Bielszowice (Bielschowitz) is a district in the west of Ruda Śląska, Silesian Voivodeship, southern Poland. In 2006 it had an area of 10.6 km^{2} and was inhabited by 9,505 people. On January 12, 2006 a part of it was split off to form a new district, Czarny Las.

== History ==
The settlement was first mentioned in 1452 as Bilechowitz. It was a seat of a Catholic parish in Diocese of Kraków, established probably around 1440. The village was annexed by Prussia in the 18th century, and from 1871 it was also part of Germany. Beginning with the 19th century it was heavily affected by industrial development. Bielszowice Coal Mine was built in years 1896–1904. In 1891 the German state purchased the village from private hands.

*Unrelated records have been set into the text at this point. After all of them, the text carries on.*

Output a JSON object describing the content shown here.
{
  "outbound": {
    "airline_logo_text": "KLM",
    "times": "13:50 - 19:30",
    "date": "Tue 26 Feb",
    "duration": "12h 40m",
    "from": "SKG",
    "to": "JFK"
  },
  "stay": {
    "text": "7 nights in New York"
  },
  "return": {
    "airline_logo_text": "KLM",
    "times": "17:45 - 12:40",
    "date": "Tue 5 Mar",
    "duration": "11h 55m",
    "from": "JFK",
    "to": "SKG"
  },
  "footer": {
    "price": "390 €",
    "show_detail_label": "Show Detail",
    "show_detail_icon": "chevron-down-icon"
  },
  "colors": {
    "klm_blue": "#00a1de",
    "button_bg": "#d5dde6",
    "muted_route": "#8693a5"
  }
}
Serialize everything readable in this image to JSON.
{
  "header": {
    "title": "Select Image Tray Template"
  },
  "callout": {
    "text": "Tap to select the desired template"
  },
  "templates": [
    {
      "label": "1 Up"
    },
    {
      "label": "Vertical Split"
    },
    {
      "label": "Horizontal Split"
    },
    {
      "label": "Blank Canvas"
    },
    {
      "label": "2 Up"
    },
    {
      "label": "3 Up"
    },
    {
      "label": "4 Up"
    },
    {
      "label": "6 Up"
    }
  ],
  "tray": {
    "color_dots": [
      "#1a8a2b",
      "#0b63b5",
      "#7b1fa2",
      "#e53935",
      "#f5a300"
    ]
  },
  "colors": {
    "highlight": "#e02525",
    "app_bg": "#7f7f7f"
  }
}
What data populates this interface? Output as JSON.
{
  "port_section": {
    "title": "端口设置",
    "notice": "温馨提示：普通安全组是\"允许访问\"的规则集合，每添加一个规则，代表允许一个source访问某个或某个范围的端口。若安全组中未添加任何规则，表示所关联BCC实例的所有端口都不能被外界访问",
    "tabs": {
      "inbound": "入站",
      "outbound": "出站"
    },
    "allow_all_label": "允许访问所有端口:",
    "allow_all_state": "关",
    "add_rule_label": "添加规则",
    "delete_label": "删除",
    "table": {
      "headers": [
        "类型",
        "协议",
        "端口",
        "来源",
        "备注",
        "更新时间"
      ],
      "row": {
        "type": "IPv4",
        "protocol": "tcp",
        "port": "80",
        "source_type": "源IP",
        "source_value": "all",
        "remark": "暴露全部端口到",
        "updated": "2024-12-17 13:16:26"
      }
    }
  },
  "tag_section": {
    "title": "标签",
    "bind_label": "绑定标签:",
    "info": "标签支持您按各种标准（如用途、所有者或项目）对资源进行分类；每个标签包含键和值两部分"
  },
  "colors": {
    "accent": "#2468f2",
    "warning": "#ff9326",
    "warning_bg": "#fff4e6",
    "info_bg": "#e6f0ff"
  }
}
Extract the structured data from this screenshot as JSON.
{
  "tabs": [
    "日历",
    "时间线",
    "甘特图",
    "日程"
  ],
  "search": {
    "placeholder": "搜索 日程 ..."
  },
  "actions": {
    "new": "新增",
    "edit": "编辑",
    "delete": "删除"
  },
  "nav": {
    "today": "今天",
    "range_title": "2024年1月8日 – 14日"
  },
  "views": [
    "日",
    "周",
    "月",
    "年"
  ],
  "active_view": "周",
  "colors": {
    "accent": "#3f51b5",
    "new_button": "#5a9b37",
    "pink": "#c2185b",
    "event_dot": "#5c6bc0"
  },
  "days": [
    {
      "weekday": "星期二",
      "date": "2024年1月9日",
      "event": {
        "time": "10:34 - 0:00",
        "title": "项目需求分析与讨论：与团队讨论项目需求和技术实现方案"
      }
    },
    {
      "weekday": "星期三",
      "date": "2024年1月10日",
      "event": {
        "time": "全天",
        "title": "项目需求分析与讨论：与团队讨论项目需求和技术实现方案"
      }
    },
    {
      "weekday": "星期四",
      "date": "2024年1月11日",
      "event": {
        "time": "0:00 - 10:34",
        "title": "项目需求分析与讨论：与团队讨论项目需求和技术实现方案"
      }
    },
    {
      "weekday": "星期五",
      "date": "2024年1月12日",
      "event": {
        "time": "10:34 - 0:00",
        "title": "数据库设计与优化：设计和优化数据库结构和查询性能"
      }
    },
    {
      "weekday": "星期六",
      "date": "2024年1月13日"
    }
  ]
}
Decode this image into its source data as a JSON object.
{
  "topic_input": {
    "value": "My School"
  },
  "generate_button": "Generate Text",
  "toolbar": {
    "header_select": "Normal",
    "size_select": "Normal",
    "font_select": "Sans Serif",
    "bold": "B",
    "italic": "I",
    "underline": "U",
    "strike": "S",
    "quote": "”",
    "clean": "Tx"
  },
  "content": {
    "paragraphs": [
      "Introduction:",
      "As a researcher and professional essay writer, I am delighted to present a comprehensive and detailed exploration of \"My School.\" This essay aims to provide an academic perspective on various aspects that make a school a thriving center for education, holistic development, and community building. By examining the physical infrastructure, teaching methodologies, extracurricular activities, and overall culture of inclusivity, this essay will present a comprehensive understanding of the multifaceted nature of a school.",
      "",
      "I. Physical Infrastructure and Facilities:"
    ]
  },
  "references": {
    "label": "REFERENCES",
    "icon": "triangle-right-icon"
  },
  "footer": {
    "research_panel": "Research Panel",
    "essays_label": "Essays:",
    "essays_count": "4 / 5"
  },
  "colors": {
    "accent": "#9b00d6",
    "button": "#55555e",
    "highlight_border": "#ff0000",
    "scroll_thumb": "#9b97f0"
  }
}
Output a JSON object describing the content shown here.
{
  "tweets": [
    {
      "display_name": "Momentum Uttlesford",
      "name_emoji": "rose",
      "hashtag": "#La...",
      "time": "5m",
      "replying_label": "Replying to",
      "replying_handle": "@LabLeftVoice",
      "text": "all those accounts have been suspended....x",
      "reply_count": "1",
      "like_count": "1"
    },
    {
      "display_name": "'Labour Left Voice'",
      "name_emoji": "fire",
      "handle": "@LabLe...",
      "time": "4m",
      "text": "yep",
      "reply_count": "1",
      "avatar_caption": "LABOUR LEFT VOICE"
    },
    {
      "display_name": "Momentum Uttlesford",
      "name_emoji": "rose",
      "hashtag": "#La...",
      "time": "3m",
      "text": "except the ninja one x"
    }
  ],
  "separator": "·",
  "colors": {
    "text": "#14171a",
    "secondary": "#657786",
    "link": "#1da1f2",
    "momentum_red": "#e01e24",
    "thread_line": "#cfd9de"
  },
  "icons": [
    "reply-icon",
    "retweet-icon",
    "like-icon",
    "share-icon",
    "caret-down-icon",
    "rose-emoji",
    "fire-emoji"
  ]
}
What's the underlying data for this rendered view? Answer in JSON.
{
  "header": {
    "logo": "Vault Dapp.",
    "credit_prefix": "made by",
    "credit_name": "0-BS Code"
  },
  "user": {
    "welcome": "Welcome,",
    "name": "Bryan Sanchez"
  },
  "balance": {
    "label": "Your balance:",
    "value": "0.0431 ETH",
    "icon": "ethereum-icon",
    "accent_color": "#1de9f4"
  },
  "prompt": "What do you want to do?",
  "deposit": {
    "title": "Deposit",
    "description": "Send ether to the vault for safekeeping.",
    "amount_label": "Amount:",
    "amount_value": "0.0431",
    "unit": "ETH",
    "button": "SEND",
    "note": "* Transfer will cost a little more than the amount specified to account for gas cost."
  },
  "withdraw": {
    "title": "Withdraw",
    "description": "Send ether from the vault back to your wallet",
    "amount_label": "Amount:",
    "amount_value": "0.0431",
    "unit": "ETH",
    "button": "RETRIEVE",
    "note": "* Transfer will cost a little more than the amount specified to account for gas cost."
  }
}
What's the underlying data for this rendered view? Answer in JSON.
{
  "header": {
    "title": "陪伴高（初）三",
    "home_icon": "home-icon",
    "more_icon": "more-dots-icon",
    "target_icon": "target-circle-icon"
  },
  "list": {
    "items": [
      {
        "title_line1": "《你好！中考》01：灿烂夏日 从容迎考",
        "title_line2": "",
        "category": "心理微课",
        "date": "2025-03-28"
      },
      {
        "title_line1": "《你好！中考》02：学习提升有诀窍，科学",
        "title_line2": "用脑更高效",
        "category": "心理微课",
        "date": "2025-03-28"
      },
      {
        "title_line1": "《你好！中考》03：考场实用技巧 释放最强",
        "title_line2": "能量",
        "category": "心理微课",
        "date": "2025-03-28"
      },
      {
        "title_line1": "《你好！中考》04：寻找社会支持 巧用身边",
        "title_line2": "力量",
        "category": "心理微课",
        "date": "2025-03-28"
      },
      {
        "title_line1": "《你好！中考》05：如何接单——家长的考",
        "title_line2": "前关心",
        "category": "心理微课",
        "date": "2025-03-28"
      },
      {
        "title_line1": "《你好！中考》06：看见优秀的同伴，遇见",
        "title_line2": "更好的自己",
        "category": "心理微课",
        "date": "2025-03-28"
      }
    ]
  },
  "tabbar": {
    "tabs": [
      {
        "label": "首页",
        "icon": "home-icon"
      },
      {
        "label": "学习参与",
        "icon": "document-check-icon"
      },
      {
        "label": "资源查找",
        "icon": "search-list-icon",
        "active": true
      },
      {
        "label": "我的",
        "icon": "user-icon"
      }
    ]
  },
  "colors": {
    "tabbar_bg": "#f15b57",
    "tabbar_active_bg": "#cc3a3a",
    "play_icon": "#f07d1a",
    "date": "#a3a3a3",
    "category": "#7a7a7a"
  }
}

After World War I in the Upper Silesia plebiscite 4,546 out of 6,461 voters in Bielszowice voted in favour of rejoining Poland which just regained independence, against 1,874 opting for staying in Germany. Afterwards it became a part of Silesian Voivodeship, Second Polish Republic. During the German invasion of Poland, which started World War II, the village was invaded and then occupied by Nazi Germany, and already on September 3, 1939 the Germans carried out the first execution of a local Polish man (see Nazi crimes against the Polish nation). Edmund Kokot, notable local member of the Polish resistance movement, who as its secret agent joined and infiltrated the German SA, was publicly hanged by the Germans in Bielszowice in 1942. There is monument at the execution site. After the war, the settlement was restored to Poland.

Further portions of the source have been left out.